The Egyptian American looked thinner and paler than before.
“Not yet, boss. You feeling better?”
Funny, coming from him.
“Fine. Yeah. How about you? And how’d you get in here?” The reality of his circumstances was coming back, along with familiar aches and pains.
“I was running a fever,” the Egyptian American explained, “so they transferred me to the hospital, where I met Colonel Bahrami. You remember Colonel Bahrami, don’t you?”
“Who?”
A stiff-backed, uniformed man stepped out of the long shadow across the door, and Crocker recognized the intelligent, mustached face from the afternoon before.
“Oh, yes. Hello, Colonel.”
“Sorry to interrupt your sleep, sir, but your colleague told me you wouldn’t mind,” he said in his clipped British accent.
“Did I hear correctly? You still haven’t found the Norwegian girl?”
“Not yet, sir.”
Akil explained that the colonel had visited his room the night before and the two had started talking about their experiences growing up, their respective intelligence services, and what they perceived to be the primary threats to their countries.
Colonel Bahrami’s interest had been piqued when Akil mentioned Abu Rasul Zaman. He said that Omani intelligence was very concerned about al-Qaeda activity in the area, and particularly in Yemen. The colonel had explained that Oman, which continued to make an effort to get along with all countries, had a complicated relationship with its neighbor to the southwest that dated back to the 1970s, when Yemen had supported the pro-communist Dhohar rebels who were trying to overthrow the sultan of Oman. After the rebels were defeated, Sultan Qaboos bin Said Al Said had launched a diplomatic campaign to improve relations between the two neighbors, which had been successful in fostering trade and commerce.
But now Yemen was embroiled in political turmoil. Al-Qaeda in the Arabian Peninsula (AQAP) controlled important territory in the south of the country, near the borders of Oman and Saudi Arabia, and seemed to be growing in strength. Meanwhile, Houthi Shiite rebels in the north were fighting a civil war that threatened to overthrow the government.
“What does this have to do with me and my men?” Crocker asked, shifting to the edge of the bed and flexing his knees.

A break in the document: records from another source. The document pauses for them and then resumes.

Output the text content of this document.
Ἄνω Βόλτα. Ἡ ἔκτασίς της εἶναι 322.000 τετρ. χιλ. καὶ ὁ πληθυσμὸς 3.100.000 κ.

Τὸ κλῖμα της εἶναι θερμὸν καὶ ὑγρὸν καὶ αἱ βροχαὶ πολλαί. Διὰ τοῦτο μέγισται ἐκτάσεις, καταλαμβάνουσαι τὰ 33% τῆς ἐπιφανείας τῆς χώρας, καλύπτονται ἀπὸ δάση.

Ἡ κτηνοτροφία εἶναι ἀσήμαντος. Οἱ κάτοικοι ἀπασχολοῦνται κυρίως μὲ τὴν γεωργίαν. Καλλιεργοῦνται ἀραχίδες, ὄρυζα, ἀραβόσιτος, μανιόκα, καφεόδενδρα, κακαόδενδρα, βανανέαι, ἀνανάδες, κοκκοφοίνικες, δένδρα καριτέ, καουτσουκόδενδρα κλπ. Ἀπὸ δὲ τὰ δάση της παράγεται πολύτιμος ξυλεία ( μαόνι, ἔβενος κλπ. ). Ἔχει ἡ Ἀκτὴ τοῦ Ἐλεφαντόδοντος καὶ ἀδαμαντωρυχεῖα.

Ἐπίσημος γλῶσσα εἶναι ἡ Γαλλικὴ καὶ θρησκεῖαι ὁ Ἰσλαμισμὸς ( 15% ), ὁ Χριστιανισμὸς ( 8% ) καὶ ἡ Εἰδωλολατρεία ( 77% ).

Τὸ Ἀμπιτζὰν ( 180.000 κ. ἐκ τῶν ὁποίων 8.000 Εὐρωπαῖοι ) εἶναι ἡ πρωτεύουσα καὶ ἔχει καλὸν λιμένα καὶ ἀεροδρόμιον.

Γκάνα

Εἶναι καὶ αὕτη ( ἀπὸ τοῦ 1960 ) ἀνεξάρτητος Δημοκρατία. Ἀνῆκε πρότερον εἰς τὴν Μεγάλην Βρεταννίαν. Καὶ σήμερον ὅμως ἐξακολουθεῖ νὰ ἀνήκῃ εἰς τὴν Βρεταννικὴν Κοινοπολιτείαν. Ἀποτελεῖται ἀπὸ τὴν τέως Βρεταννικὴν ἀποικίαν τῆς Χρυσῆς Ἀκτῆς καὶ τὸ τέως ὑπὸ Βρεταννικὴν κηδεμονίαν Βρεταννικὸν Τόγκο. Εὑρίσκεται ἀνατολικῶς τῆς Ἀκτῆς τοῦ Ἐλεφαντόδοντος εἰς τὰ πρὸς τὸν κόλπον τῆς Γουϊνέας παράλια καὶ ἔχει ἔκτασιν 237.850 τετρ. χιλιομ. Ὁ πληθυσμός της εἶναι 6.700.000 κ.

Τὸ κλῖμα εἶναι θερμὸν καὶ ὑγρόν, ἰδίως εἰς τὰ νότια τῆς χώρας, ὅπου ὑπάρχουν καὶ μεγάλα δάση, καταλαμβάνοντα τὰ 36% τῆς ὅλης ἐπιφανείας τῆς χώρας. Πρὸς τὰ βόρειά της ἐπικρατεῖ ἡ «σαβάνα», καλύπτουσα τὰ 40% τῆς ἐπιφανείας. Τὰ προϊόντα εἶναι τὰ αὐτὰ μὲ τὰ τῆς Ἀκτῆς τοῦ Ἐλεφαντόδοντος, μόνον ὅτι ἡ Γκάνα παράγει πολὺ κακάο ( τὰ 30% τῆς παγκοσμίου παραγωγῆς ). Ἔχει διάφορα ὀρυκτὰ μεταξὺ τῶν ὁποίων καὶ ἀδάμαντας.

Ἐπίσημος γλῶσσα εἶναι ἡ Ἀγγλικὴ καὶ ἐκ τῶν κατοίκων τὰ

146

Colonel Bahrami stood before him in his clean khaki uniform. His white teeth, dark eyes, and black mustache all gleamed, set off by his caramel-colored skin.
“The fact that this ship, the Syrena, is registered in Yemen and was used to smuggle these kidnapped girls into my country intrigues me,” he said with great seriousness.

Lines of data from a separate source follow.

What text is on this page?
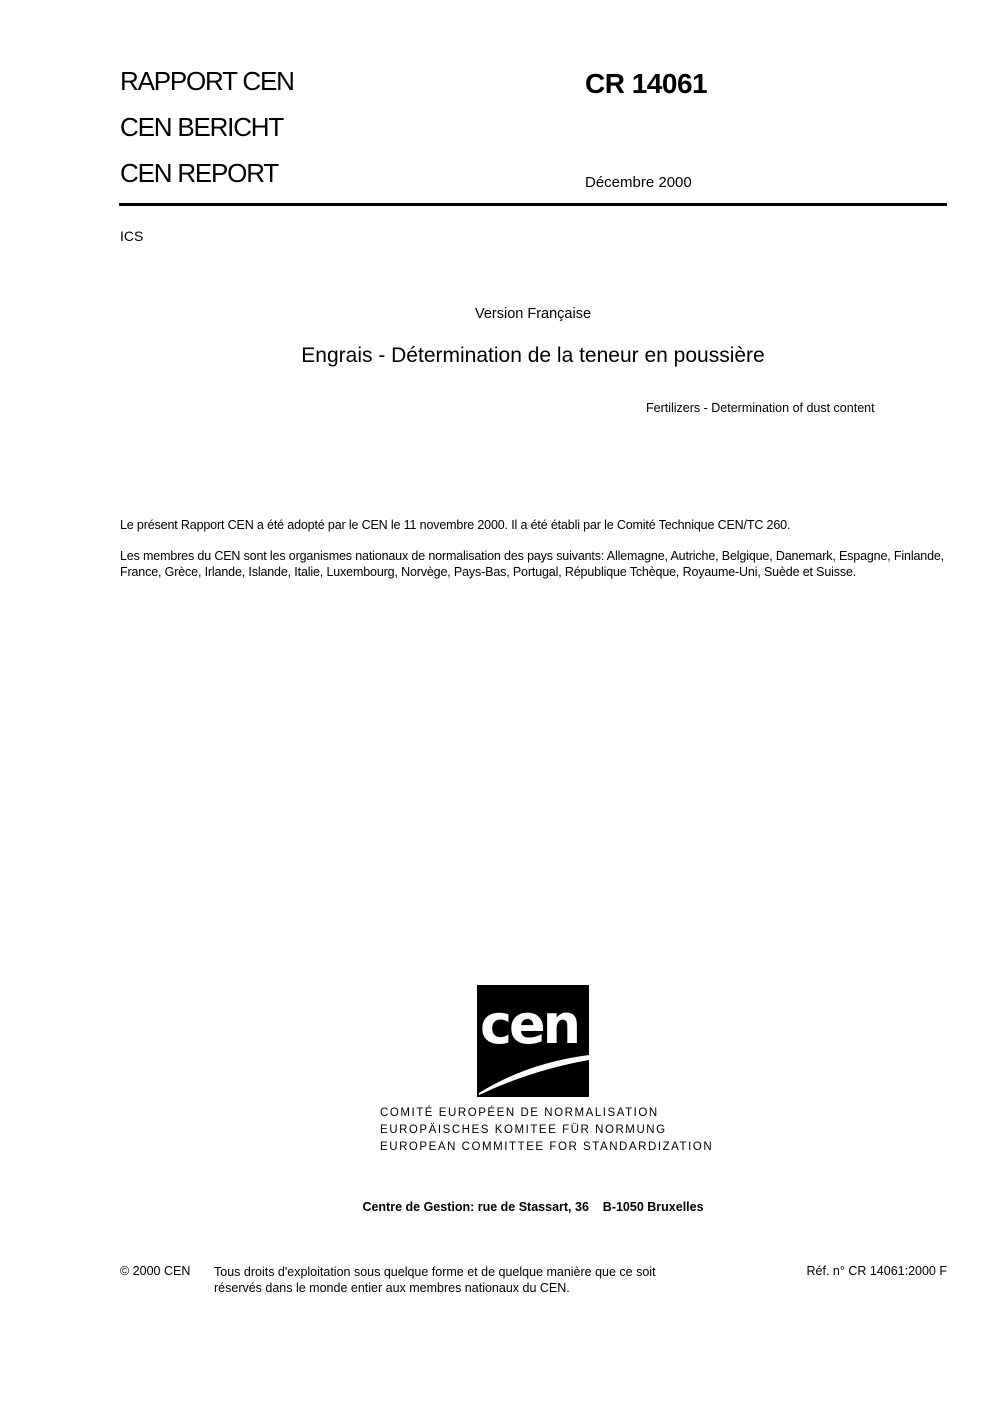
RAPPORT CEN
CEN BERICHT
CEN REPORT
CR 14061
Décembre 2000
ICS
Version Française
Engrais - Détermination de la teneur en poussière
Fertilizers - Determination of dust content
Le présent Rapport CEN a été adopté par le CEN le 11 novembre 2000. Il a été établi par le Comité Technique CEN/TC 260.
Les membres du CEN sont les organismes nationaux de normalisation des pays suivants: Allemagne, Autriche, Belgique, Danemark, Espagne, Finlande, France, Grèce, Irlande, Islande, Italie, Luxembourg, Norvège, Pays-Bas, Portugal, République Tchèque, Royaume-Uni, Suède et Suisse.
cen
COMITÉ EUROPÉEN DE NORMALISATION
EUROPÄISCHES KOMITEE FÜR NORMUNG
EUROPEAN COMMITTEE FOR STANDARDIZATION
Centre de Gestion: rue de Stassart, 36    B-1050 Bruxelles
© 2000 CEN Tous droits d'exploitation sous quelque forme et de quelque manière que ce soit réservés dans le monde entier aux membres nationaux du CEN.
Réf. n° CR 14061:2000 F
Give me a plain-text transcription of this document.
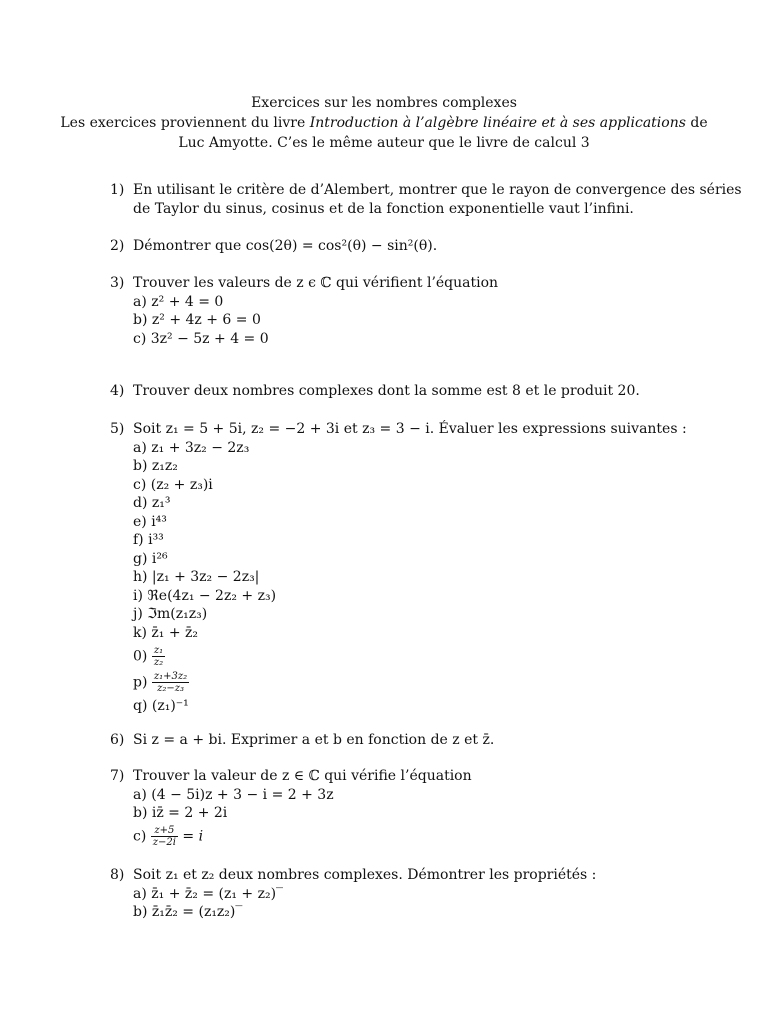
Exercices sur les nombres complexes
Les exercices proviennent du livre Introduction à l’algèbre linéaire et à ses applications de
Luc Amyotte. C’es le même auteur que le livre de calcul 3
1) En utilisant le critère de d’Alembert, montrer que le rayon de convergence des séries
de Taylor du sinus, cosinus et de la fonction exponentielle vaut l’infini.
2) Démontrer que cos(2θ) = cos²(θ) − sin²(θ).
3) Trouver les valeurs de z ϵ ℂ qui vérifient l’équation
a) z² + 4 = 0
b) z² + 4z + 6 = 0
c) 3z² − 5z + 4 = 0
4) Trouver deux nombres complexes dont la somme est 8 et le produit 20.
5) Soit z₁ = 5 + 5i, z₂ = −2 + 3i et z₃ = 3 − i. Évaluer les expressions suivantes :
a) z₁ + 3z₂ − 2z₃
b) z₁z₂
c) (z₂ + z₃)i
d) z₁³
e) i⁴³
f) i³³
g) i²⁶
h) |z₁ + 3z₂ − 2z₃|
i) ℜe(4z₁ − 2z₂ + z₃)
j) ℑm(z₁z₃)
k) z̄₁ + z̄₂
$0) \frac{\text{z₁}}{\text{z₂}}$
$p) \frac{\text{z₁+3z₂}}{\text{z₂−z₃}}$
q) (z₁)⁻¹
6) Si z = a + bi. Exprimer a et b en fonction de z et z̄.
7) Trouver la valeur de z ∈ ℂ qui vérifie l’équation
a) (4 − 5i)z + 3 − i = 2 + 3z
b) iz̄ = 2 + 2i
$c) \frac{z+5}{z-2i} = i$
8) Soit z₁ et z₂ deux nombres complexes. Démontrer les propriétés :
a) z̄₁ + z̄₂ = (z₁ + z₂)‾
b) z̄₁z̄₂ = (z₁z₂)‾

“It intrigues me, too,” Crocker said.
“Your colleague Akil explained how a document found in Zaman’s safe house seems to connect him to this ship. Do you agree?”
“Yes. I do.”
“According to our people stationed in Khasab, the Syrena has already passed through the Strait of Hormuz and has entered the Persian Gulf,” Colonel Bahrami added.
Crocker looked up. “Bound for where?”
“Bushehr, Iran, apparently.”
The SEAL leader remembered, and as he did, the noxious smell seemed to rise again from the floor.

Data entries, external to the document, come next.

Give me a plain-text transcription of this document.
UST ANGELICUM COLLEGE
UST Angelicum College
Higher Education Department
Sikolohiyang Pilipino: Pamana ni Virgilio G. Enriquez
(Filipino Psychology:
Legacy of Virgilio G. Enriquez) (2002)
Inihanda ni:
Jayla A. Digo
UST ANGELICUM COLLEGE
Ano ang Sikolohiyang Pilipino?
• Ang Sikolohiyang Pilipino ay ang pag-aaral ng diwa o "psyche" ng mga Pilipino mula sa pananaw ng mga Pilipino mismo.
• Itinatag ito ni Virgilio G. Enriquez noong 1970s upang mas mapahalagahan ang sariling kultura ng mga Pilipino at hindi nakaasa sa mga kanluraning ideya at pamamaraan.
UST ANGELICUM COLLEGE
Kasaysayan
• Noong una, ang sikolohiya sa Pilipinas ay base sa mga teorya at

“I was under the impression that security at the strait was relatively tight,” Crocker remarked, squeezing shut his nostrils.
“All we know is that the ship had the necessary papers and clearances to get through. Where they came from, and whether or not they were fraudulent, is unclear.”
“And your people are a hundred percent sure that it has entered the Gulf?”
The Omani colonel grinned sheepishly. “The question I have, sir, the one that continues to trouble me, is this: Why would a Yemeni ship be bound for Iran? These two countries are barely on speaking terms. I think this is highly unusual.”
“I agree.”
Crocker ran a hand gently over his mouth and right eye. The swelling seemed to have subsided considerably, and most of the soreness was gone.
“I might know a way to find out more about the ship,” the American offered. The more he focused on the unfinished aspects of his mission, the more the smell seemed to subside.
“How?”
“I heard that two of the kidnappers were captured. Is that correct?”
“They’re under guard on an upper floor of this hospital.”
“Would it be possible for us to pay them a visit?”
“That could be complicated.”
“They were on the Syrena. They might be persuaded to tell us what they know,” Crocker reasoned.